1

                       SECURITIES AND EXCHANGE COMMISSION


                             WASHINGTON, D.C. 20549



                                    FORM 8-K



                                 CURRENT REPORT


    PURSUANT TO SECTION 13 OR 15(d) OF THE SECURITIES EXCHANGE ACT OF 1934



       Date of Report (Date of earliest event reported): April 7, 2000


                            CENTURY ALUMINUM COMPANY
             (Exact name of registrant as specified in its charter)




                                                                        
         DELAWARE                                    0-27918                      13-3070826
      (State or other                        (Commission File Number)            (IRS Employer
      jurisdiction of                                                         Identification No.)
      Incorporation)

      2511 GARDEN ROAD
      BUILDING A, SUITE 200
      MONTEREY, CALIFORNIA                                                            93940
(Address of principal executive offices)                                            (Zip Code)



                                  (831) 642-9300
                          (Registrant's telephone number,
                              including area code)
   2
ITEM 2.     ACQUISITION OR DISPOSITION OF ASSETS.

            On April 7, 2000, Century Aluminum Company, a Delaware corporation
("Century"), through its wholly-owned indirect subsidiary Berkeley Aluminum,
Inc., a Delaware corporation ("Berkeley"), increased its 26.67% undivided
interest in certain property, plant and equipment which comprise an aluminum
reduction facility in Mt. Holly, South Carolina (the "Mt. Holly Facility") to
49.67% by purchasing a 23% undivided interest from Xstrata Aluminum Corporation,
a Delaware corporation ("Xstrata"). Xstrata is a wholly-owned subsidiary of
Xstrata AG, a publicly traded Swiss company ("Xstrata AG"). Glencore
International AG (Glencore) is a major shareholder of Xstrata AG and is also a
major shareholder of Century.

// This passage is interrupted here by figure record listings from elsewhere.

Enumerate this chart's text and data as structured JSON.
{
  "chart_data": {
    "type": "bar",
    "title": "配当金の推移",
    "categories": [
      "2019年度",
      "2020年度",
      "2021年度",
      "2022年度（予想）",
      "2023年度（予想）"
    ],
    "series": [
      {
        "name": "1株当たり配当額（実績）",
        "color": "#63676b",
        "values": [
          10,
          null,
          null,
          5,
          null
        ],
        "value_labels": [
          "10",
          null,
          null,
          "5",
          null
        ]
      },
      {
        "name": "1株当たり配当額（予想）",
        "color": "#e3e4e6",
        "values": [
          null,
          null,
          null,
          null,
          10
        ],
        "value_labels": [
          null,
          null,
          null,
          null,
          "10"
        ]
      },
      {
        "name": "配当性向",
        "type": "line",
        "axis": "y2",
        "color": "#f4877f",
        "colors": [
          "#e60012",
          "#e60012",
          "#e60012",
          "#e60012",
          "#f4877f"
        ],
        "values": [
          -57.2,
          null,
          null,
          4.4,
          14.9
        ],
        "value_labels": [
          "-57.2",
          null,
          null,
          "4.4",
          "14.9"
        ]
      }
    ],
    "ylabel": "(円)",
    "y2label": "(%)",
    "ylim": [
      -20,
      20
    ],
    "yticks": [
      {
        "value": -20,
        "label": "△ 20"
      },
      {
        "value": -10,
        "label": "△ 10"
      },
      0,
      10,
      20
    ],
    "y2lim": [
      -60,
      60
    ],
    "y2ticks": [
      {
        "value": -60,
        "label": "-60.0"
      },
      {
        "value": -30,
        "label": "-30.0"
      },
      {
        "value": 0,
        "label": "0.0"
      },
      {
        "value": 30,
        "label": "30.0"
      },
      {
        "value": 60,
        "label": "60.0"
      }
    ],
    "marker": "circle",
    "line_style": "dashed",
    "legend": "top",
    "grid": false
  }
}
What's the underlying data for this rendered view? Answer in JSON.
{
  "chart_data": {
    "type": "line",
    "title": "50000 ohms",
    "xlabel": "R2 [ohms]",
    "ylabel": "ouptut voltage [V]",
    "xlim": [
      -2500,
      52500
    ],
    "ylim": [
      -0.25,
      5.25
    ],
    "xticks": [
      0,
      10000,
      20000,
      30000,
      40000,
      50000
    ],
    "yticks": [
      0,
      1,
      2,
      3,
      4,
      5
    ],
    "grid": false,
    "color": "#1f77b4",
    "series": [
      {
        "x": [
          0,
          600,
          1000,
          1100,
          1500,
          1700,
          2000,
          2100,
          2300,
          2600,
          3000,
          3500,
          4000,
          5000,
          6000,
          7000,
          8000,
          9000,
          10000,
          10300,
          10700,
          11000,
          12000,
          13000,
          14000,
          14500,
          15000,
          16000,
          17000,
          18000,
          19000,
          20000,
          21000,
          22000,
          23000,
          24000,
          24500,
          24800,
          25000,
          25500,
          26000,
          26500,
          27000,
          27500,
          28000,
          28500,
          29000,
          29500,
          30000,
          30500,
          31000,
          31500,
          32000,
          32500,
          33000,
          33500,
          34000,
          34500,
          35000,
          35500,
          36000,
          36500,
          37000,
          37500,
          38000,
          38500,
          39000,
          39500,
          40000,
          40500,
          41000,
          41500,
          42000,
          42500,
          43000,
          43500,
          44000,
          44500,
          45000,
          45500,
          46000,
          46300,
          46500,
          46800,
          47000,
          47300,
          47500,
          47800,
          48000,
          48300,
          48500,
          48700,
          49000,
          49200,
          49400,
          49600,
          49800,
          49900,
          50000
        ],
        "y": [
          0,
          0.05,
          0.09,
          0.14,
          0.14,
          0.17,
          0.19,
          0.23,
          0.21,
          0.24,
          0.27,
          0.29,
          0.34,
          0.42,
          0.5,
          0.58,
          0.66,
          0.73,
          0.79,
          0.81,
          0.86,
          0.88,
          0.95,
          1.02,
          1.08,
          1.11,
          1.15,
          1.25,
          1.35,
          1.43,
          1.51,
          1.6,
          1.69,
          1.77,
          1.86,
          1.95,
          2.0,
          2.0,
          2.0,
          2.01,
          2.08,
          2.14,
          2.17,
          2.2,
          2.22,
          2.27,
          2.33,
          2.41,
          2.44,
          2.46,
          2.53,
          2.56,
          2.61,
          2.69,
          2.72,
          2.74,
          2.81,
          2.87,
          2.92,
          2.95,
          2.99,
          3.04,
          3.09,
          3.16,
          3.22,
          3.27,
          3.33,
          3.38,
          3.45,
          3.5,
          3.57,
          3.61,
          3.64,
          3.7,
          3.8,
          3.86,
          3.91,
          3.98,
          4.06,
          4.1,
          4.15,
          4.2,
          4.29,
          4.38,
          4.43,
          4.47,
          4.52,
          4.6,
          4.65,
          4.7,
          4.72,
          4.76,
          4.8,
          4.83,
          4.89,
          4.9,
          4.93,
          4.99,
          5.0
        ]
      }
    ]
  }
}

As part of the purchase, Berkeley also acquired
Xstrata's 23% interest in the general partnership which operates and maintains
the Mt. Holly Facility (the "Operating Partnership", and together with the Mt.
Holly Facility, the "Mt. Holly Assets"). Prior to Berkeley's purchase of the Mt.
Holly Assets, it held a 26.67% undivided interest in the Mt. Holly Facility and
a 26.67% interest in the Operating Partnership.

            The sale was completed pursuant to an Asset Purchase Agreement dated
as of March 31, 2000 (the "Purchase Agreement") by and between Berkeley and
Xstrata. The aggregate purchase price for the Mt. Holly Assets was $95 million,
subject to certain post-closing adjustments. Under the terms of the Purchase
Agreement, Berkeley agreed to assume certain of Xstrata's obligations and
liabilities relating to the Mt. Holly Assets. The terms of the Purchase
Agreement were determined through arms'-length negotiations between the parties.
Berkeley paid the purchase paid using available cash.

            The Mt. Holly Facility has the capacity to produce up to 480
million pounds of primary aluminum per year. Century's 49.47% ownership
represents 238.4 million pounds of this capacity.

ITEM 7.     FINANCIAL STATEMENTS AND EXHIBITS.

      (a)   Financial Statements of Business Acquired.

            Pursuant to Item 7(a)(4) of Form 8-K, the registrant will file the
required financial statements and pro forma financial information by amendment
within sixty days of the date of this filing.


      (b)   Pro Forma Financial Information.

            Pursuant to Item 7(a)(4) of Form 8-K, the registrant will file the
required financial statements and pro forma financial information by amendment
within sixty days of the date of this filing.

      (c)   Exhibits.

            The following exhibits are filed with this report on Form 8-K:


                                      -2-
   3


Exhibit Number       Description
- --------------       -----------
                  
2.1                  Asset Purchase Agreement dated as of March 31, 2000 by and
                     between Xstrata Aluminum Corporation and Berkeley
                     Aluminum, Inc.

99.1                 Press Release dated February 7, 2000

99.2                 Press Release dated April 10, 2000




                                      -3-
   4
                                   SIGNATURES

            Pursuant to the requirements of the Securities Exchange Act of 1934,
the Registrant has duly caused this report to be signed on its behalf by the
undersigned thereunto duly authorized.


                                        CENTURY ALUMINUM COMPANY

Date:  April 20, 2000                   By: /s/    DAVID W. BECKLEY
       --------------                       -----------------------------------
                                            Name:  David W. Beckley
                                            Title: Executive Vice President and
                                                   Chief Financial Officer


                                      -4-
   5
                                EXHIBIT INDEX


Exhibit No.                            Description
- -----------          ---------------------------------------------------
2.1                  Asset Purchase Agreement dated as of March 31, 2000
                     by and between Xstrata Aluminum Corporation and
                     Berkeley Aluminum, Inc.